Dozens of people are dead following an attack on the town of Palma in northern Mozambique, according to a spokesperson from the country’s defence department.
Seven were killed trying to escape a siege on a hotel, said Omar Saranga. Hundreds of others, both locals and foreigners, were reportedly rescued.
The area has been under attack by Islamist militants since Wednesday. Witnesses have described hiding out while waiting to be rescued by boat, on a beach strewn with headless bodies.
Marine traffic websites showed a string of vessels around Palma, and the port of Pemba to the south, as people tried to escape by any means – cargo vessels, passenger ships, tugs and recreational boats.

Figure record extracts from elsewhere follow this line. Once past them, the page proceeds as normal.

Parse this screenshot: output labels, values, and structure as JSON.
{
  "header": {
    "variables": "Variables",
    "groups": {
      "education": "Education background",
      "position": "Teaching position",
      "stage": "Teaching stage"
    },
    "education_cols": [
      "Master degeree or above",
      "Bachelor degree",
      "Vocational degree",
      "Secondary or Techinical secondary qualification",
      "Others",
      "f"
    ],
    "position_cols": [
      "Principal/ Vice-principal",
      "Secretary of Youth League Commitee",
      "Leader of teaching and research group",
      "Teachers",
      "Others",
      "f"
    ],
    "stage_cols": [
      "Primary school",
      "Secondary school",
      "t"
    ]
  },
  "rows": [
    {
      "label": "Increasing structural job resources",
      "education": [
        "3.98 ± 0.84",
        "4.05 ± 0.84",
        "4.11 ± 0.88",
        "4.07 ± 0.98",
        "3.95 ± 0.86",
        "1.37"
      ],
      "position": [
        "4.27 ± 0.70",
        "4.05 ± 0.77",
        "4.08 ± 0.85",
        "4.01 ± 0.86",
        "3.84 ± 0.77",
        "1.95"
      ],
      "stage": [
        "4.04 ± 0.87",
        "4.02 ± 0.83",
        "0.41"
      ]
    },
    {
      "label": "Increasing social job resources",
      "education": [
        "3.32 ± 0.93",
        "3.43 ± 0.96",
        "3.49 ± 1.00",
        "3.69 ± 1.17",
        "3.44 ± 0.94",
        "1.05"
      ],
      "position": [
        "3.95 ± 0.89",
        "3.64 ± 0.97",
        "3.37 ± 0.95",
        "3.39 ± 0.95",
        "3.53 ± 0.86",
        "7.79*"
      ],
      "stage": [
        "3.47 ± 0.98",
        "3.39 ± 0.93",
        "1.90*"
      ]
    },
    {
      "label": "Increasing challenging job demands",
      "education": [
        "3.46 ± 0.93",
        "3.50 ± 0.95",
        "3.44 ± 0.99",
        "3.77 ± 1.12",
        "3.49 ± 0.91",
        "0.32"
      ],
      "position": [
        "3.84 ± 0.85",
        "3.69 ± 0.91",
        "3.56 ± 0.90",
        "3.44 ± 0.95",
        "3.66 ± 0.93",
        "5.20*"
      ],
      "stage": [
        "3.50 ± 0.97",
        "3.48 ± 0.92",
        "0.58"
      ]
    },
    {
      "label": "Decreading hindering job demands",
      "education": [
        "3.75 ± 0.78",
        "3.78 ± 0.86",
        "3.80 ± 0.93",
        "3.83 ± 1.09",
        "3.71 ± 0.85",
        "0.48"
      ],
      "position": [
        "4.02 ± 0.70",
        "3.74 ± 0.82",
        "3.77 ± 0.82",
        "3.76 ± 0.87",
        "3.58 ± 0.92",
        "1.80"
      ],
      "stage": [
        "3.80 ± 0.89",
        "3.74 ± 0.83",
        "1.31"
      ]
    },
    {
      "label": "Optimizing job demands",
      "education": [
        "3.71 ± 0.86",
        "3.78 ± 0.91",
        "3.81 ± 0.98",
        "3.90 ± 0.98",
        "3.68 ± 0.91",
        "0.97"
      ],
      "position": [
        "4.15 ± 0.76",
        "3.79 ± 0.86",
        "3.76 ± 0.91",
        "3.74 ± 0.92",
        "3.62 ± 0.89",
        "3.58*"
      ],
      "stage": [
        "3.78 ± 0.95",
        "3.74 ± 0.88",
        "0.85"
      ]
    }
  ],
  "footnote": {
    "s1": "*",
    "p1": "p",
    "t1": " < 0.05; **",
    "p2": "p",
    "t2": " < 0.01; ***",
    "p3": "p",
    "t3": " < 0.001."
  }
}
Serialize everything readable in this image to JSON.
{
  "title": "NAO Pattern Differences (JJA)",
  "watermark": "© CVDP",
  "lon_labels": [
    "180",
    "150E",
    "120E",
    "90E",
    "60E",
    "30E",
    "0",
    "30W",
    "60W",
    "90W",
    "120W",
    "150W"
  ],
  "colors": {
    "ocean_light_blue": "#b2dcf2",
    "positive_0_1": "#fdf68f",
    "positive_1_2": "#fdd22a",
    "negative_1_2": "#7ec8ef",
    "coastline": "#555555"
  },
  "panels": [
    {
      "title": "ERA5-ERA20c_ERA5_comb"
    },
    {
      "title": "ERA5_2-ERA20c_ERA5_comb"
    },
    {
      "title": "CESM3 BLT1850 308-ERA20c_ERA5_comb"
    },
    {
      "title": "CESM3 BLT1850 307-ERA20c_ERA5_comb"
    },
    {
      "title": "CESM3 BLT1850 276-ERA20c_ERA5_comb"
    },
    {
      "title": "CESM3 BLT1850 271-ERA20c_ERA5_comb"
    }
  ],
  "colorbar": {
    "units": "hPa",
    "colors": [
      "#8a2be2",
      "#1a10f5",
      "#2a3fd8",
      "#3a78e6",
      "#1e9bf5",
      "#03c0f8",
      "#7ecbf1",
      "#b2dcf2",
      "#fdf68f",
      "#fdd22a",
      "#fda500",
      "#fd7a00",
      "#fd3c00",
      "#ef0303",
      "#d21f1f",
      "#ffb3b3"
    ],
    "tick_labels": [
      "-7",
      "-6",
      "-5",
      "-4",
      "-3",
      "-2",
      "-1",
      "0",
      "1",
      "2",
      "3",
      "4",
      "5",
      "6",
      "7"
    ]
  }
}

What do we know of the rescue?
One contractor told the BBC many who escaped the hotel via convoy hid at the beach overnight on Friday and were evacuated by boat on Saturday morning.
He said more people were delivered to safety after him, and that the boats would be returning on Sunday to rescue more still.
He said civilians living and working in the area appeared to be co-ordinating the rescue effort.
“Local suppliers and companies, these guys were heroes of the entire operation. In the wee hours, they managed to co-ordinate and reach out to the evacuees on the beach and got them on to boats and got them into safety.”
“Where the hell was the support from big companies, from countries?” he asked.
One source close to the rescue operation told AFP news agency that a boat with about 1,400 people on board had arrived in the port town of Pemba, which is about 250km (155 miles) south of Palma, on Sunday afternoon.
Aid agencies said several more small boats packed with displaced people were en route to Pemba and likely to arrive overnight or on Monday morning.
What’s the situation now in Palma?
The exact number of casualties in Palma, a town of about 75,000 people in Cabo Delgado province, is unclear. Many are still unaccounted for.
The town and beaches are strewn with bodies “with heads and without”, according to Col Lionel Dyke, whose private security firm, Dyck Advisory Group, is contracted by the Mozambique police in the area.
The armed group is reported to have taken control of Palma, but those claims are hard to verify amid a communications blackout.